Human rights lawyers are suing the European Union over the deaths of Libyan migrants attempting to cross the Mediterranean, arguing that EU policies are to blame for the thousands of lost lives.
The group of lawyers has asked the International Criminal Court (ICC) to investigate the EU, outlining, in a 243-page document, actions taken by the bloc to deter migration which they say violated human rights.
EU policies “intended to sacrifice the lives of migrants in distress at sea, with the sole objective of dissuading others in similar situation from seeking safe haven in Europe,” the lawyers say, as quoted by The Guardian.
The first major drowning incidents took place in early 2015, but continued on, resulting in the deaths of “thousands [of] civilians per year” over the past five years.
The ICC submission points to the EU’s 2014 decision to scale back rescue operations, and leave large zones of the Mediterranean without rescue capabilities, as a major reason for the drownings. It also points to efforts by Italy and other member states to persecute NGO sea rescue groups.
Statements by German Chancellor Angela Merkel and French President Emmanuel Macron indicate that EU leaders “had foreknowledge and full awareness of the lethal consequences” for migrants, it said. Rather than having no role in the tragedy, EU leaders in fact “triggered” it, former ICC lawyer and co-author of the report Juan Branco told the Associated Press.
The lawyers also criticize the decision to turn approximately 40,000 migrants back to militia-controlled camps in Libya where they say “atrocious crimes are committed.”

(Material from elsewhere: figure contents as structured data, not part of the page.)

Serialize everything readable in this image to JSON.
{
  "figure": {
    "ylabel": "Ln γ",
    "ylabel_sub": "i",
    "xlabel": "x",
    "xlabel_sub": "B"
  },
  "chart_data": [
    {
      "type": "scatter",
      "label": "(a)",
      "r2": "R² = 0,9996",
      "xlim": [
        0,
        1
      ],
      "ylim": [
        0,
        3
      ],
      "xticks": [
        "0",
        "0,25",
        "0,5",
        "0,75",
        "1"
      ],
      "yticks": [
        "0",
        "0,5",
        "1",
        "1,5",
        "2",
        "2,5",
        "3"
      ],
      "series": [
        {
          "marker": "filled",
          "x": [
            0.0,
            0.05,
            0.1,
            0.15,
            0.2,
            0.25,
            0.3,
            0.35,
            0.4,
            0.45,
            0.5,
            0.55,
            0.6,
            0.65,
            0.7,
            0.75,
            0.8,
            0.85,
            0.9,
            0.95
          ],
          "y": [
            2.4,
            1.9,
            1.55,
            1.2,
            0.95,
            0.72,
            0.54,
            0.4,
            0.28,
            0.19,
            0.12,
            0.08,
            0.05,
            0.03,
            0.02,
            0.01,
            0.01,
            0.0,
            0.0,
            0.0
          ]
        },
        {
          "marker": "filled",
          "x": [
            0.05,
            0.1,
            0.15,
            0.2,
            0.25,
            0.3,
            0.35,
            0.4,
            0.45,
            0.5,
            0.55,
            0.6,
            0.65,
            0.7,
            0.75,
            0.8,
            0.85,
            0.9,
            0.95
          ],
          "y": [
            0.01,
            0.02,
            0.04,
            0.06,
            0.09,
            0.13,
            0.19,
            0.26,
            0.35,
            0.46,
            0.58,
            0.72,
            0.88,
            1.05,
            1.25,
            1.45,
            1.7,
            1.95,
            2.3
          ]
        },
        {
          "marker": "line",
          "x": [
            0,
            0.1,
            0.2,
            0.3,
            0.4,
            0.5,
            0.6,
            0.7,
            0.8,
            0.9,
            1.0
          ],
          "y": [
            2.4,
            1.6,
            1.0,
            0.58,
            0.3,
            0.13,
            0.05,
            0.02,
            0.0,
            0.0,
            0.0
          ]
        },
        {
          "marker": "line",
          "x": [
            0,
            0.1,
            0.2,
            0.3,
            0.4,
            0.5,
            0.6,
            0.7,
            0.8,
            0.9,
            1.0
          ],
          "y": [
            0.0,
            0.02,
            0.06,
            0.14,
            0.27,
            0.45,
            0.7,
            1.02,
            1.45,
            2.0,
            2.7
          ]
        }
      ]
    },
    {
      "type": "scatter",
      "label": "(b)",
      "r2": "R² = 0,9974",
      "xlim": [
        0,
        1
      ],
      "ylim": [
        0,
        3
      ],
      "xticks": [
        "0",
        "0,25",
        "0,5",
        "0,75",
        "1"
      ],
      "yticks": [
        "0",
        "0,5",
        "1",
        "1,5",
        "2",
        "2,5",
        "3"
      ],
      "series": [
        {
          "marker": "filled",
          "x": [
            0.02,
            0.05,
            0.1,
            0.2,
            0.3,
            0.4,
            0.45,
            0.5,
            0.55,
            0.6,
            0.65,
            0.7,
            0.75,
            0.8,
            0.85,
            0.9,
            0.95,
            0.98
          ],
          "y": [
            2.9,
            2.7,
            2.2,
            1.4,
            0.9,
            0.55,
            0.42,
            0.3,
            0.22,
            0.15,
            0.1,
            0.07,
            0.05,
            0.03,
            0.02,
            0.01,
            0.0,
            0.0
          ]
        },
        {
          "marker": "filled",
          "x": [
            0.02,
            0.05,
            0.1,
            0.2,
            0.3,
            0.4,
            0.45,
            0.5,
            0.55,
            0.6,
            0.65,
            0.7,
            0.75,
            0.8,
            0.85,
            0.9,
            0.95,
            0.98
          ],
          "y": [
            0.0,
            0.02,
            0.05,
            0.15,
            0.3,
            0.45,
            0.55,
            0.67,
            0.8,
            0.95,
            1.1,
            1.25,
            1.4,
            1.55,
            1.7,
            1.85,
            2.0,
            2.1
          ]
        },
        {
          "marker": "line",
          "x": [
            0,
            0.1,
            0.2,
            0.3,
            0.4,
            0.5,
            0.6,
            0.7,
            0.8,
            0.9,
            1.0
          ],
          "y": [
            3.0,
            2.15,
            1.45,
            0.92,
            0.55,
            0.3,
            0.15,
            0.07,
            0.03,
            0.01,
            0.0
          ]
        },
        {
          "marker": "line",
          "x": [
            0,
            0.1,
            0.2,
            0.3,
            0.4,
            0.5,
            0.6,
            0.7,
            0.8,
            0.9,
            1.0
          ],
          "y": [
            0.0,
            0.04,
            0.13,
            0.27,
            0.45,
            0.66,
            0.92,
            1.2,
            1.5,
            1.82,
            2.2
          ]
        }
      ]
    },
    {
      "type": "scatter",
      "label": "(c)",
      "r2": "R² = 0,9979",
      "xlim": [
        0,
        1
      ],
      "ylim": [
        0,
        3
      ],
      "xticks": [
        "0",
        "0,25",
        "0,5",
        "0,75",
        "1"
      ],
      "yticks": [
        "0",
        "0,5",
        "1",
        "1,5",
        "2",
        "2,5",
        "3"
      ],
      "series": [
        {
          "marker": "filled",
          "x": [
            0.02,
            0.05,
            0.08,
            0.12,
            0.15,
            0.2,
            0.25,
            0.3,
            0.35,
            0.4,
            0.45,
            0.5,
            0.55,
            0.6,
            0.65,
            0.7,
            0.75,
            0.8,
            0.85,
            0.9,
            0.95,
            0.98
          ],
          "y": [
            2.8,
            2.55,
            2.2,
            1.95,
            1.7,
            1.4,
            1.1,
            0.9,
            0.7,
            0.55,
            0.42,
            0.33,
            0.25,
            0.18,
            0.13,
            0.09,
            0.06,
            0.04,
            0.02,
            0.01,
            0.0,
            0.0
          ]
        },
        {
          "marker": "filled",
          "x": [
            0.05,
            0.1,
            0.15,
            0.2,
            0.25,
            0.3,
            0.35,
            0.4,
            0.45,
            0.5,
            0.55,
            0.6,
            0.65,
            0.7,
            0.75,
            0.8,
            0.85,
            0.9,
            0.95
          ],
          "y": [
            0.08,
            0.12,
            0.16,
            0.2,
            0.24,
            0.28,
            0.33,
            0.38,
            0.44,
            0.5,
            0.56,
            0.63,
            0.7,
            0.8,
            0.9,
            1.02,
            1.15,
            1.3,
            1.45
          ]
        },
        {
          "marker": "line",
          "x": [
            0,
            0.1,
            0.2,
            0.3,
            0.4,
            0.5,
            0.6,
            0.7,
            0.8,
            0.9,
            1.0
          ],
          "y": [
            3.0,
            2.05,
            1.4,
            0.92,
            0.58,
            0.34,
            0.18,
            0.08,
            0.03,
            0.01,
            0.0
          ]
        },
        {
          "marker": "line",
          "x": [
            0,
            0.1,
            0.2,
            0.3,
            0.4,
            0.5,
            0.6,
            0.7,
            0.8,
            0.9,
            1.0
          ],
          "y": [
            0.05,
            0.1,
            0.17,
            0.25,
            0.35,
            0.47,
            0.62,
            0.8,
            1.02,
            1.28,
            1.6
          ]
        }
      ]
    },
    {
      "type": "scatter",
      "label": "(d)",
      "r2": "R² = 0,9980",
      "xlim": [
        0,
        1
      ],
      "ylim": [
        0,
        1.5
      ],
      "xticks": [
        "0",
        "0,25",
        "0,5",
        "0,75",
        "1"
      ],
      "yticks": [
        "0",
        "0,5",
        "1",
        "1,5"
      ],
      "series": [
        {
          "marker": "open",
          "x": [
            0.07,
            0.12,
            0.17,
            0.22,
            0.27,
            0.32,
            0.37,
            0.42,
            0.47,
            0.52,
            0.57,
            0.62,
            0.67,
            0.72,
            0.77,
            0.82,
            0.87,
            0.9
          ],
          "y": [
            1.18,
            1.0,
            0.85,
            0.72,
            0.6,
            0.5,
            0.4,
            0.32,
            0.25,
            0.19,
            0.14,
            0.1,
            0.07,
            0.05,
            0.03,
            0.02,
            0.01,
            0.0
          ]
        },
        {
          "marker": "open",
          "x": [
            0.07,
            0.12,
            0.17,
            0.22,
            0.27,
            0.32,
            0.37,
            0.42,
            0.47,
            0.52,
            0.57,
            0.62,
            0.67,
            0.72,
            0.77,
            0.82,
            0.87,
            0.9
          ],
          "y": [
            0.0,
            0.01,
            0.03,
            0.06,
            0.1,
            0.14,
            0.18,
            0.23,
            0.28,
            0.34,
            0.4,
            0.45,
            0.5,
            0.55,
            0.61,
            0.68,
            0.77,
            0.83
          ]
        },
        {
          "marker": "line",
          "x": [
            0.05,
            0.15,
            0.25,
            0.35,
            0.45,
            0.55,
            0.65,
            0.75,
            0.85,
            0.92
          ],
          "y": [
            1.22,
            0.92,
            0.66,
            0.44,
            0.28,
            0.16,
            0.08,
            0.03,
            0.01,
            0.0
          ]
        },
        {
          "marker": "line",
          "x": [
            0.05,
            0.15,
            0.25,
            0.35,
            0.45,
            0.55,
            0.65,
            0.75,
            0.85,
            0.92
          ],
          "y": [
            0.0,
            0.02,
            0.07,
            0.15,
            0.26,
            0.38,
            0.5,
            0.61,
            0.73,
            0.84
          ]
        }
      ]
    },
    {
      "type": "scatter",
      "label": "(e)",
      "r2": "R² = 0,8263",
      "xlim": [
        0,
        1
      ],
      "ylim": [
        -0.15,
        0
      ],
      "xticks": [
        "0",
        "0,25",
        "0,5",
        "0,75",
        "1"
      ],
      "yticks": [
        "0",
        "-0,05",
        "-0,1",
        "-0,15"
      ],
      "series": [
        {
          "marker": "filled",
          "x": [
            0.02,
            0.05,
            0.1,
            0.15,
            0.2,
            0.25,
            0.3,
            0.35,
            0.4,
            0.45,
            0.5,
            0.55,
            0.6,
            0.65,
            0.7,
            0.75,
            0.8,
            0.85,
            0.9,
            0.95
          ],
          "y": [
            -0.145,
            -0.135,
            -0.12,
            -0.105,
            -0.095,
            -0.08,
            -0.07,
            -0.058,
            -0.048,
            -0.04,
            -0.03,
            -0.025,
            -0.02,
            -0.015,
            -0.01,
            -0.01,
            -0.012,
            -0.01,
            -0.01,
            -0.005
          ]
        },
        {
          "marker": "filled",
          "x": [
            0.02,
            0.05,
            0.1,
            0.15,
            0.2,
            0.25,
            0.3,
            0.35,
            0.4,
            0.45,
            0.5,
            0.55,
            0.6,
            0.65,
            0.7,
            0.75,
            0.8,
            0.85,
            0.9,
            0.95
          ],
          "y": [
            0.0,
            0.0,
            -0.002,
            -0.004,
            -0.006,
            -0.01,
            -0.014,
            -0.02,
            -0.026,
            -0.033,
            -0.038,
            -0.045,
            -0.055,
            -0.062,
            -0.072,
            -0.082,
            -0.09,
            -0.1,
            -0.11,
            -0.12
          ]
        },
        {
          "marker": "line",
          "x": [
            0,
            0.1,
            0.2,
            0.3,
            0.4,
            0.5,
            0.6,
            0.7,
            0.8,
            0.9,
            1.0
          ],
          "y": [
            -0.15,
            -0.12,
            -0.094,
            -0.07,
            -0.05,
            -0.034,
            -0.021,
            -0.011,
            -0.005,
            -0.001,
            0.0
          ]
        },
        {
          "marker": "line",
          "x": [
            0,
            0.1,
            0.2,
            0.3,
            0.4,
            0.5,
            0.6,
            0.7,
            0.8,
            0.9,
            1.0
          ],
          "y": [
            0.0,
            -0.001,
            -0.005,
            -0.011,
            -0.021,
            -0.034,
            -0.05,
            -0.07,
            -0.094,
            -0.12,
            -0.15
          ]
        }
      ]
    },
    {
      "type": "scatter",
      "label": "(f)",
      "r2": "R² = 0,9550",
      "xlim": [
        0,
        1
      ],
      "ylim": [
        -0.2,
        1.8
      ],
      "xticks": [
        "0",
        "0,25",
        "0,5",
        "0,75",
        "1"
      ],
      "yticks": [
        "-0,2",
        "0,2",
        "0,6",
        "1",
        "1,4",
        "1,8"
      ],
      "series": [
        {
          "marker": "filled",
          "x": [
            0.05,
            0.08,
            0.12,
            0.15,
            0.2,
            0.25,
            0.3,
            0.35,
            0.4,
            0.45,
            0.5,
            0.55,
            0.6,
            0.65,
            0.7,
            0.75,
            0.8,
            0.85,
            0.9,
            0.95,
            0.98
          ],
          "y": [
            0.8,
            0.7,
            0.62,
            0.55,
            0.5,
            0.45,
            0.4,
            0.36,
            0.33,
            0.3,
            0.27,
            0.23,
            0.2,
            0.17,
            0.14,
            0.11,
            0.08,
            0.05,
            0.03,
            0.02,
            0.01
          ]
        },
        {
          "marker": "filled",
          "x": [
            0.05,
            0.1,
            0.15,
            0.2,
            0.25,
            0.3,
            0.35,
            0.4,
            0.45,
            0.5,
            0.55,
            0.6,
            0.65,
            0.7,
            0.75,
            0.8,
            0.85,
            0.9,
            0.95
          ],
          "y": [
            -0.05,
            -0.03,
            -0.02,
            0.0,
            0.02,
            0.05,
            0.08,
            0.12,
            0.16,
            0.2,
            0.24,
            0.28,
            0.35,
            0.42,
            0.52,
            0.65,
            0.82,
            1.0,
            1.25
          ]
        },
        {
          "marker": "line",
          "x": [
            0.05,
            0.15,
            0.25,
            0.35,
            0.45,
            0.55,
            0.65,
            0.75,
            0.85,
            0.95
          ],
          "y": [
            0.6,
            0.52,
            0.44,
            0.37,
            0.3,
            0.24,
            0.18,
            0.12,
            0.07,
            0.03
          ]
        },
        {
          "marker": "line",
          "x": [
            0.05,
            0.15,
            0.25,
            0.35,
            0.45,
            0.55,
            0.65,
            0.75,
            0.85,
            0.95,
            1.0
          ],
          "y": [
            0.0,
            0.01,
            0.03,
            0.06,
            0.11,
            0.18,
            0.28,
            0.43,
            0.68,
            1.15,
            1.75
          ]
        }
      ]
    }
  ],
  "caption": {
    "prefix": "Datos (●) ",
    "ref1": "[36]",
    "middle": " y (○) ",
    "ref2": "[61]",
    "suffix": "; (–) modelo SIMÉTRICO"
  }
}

The ICC receives requests each year to investigate war crimes and crimes against humanity. It is already investigating alleged crimes committed against Libyan migrants, but a court prosecutor will need to decide whether to investigate and bring a case based on the latest submission.
While the document focuses on the EU’s migration policies and response to the mass migration of Libyans, EU nations also played a part in ‘triggering’ the crisis in the first place. The UK, France, and Italy, among others, played major roles in the US-led NATO bombing of Libya in 2011.
Advertised as a “humanitarian intervention” to topple leader Muammar Gaddafi, the military operation resulted in the near total destruction of Libya, once Africa’s richest country, leaving it a failed state and ripe ground for terrorists and human traffickers — a situation which ultimately generated the country’s refugee crisis.